Actually bitcoinj typically doesn't download all the headers (just from the last checkpoint) and it throws away headers that are very old. By now there's quite a lot of difference in how they manage things and I guess it will diverge from bitcoind even more in future. For instance we're going to start only storing relevant outputs in the wallet and doing other things to try and save memory. Some people managed to get themselves wallets that don't actually fit in ram :(

On 21 Jul 2013 17:55, "Pieter Wuille" <pieter.wuille@gmail.com> wrote:
On Tue, Jul 16, 2013 at 12:59:56PM +0200, Mike Hearn wrote:
> I think that's a great approach. Here is the patch Satoshi sent me back in
> 2010. All the code has changed since but it can be a source of inspiration.
>
> >From Satoshi:
>
> *The simplified payment verification in the paper imagined you would
> receive transactions directly, as with sending to IP address which nobody
> uses, or a node would index all transactions by public key and you could
> download them like downloading mail from a mail server.

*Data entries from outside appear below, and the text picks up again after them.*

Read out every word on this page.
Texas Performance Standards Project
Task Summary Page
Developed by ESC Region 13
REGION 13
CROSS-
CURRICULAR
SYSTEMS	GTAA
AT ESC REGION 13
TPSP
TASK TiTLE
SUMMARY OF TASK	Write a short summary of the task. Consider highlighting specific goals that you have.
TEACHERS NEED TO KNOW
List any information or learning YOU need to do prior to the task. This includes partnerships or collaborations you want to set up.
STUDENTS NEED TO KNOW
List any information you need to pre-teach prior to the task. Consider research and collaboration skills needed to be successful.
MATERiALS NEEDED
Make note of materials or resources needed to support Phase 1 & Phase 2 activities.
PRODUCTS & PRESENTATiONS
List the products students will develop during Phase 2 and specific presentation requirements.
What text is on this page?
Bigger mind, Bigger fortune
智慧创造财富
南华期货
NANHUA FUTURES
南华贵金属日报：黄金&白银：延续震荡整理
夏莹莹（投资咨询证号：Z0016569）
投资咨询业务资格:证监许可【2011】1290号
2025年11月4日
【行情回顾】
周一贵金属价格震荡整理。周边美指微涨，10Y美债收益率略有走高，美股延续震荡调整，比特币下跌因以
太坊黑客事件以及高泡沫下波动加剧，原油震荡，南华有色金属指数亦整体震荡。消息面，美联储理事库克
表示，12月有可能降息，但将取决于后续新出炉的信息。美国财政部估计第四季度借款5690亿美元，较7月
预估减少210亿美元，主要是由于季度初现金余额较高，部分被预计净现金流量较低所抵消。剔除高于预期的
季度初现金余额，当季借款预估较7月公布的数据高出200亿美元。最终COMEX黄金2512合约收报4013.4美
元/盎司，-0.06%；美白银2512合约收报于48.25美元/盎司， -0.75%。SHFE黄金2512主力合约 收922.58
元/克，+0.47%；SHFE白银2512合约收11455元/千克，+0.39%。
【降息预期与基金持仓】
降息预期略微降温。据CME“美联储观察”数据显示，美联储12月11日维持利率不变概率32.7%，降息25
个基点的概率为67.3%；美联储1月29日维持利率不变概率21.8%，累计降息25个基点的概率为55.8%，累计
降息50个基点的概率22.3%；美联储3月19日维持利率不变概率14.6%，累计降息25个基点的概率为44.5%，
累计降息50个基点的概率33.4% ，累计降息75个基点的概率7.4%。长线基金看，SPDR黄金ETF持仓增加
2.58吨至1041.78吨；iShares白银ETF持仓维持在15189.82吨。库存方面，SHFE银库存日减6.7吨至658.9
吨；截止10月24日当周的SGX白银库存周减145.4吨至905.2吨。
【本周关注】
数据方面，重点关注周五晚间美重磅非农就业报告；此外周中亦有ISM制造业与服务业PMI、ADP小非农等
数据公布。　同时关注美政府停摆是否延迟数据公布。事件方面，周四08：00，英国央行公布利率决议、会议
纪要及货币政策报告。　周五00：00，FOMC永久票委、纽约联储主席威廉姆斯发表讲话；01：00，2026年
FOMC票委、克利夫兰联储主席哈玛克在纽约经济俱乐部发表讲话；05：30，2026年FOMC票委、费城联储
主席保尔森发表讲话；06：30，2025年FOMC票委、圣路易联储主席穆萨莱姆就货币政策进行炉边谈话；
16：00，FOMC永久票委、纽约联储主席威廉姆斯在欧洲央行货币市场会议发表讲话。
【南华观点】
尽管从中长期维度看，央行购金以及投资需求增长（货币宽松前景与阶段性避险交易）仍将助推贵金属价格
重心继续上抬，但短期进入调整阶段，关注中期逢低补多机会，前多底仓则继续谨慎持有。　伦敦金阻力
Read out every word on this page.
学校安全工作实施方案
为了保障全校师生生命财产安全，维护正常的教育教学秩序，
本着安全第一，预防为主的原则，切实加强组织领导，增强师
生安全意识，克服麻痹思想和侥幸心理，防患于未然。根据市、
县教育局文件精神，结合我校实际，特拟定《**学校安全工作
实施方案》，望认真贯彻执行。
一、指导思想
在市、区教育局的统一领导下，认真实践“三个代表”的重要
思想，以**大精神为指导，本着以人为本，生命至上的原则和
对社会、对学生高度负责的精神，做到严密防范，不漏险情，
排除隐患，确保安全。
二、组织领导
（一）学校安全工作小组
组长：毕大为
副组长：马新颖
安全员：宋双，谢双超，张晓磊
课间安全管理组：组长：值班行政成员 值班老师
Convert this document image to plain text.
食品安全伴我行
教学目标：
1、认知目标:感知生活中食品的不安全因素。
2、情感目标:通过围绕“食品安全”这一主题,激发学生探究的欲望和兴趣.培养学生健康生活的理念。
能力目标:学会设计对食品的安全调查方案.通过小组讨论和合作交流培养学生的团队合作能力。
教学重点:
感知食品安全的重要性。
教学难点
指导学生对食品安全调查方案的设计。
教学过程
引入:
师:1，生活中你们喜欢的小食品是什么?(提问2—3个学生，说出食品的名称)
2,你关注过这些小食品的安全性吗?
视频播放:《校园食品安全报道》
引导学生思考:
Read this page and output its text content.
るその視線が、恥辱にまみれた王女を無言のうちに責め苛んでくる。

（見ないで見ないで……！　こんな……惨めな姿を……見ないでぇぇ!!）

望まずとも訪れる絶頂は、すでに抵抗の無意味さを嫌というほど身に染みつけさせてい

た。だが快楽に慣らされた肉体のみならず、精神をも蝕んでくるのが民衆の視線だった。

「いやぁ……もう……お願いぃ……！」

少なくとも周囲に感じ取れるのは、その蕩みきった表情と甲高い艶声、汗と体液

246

I'm currently working on headers-first sync, which I believe is generally
very useful (it fixes tons of edge-cases block synchronization currently
experiences), but it's also a first step towards SPV mode.

So headers-first sync means you first synchronize just the headers, and then,
when you already know (or have strong evidence for a guess on) the best chain,
start requesting blocks along that best chain - potentially in parallel from
different peers.

SPV mode is basically headers-first sync, but never do the full block sync
step, and replace it with a bloom/birthday/...-based fetching of blocks
interesting to the associated wallets. In SPV you'll also need to disable
the mempool though, and there will be more small changes, but I think
the separate headers-sync phase will be most of the work.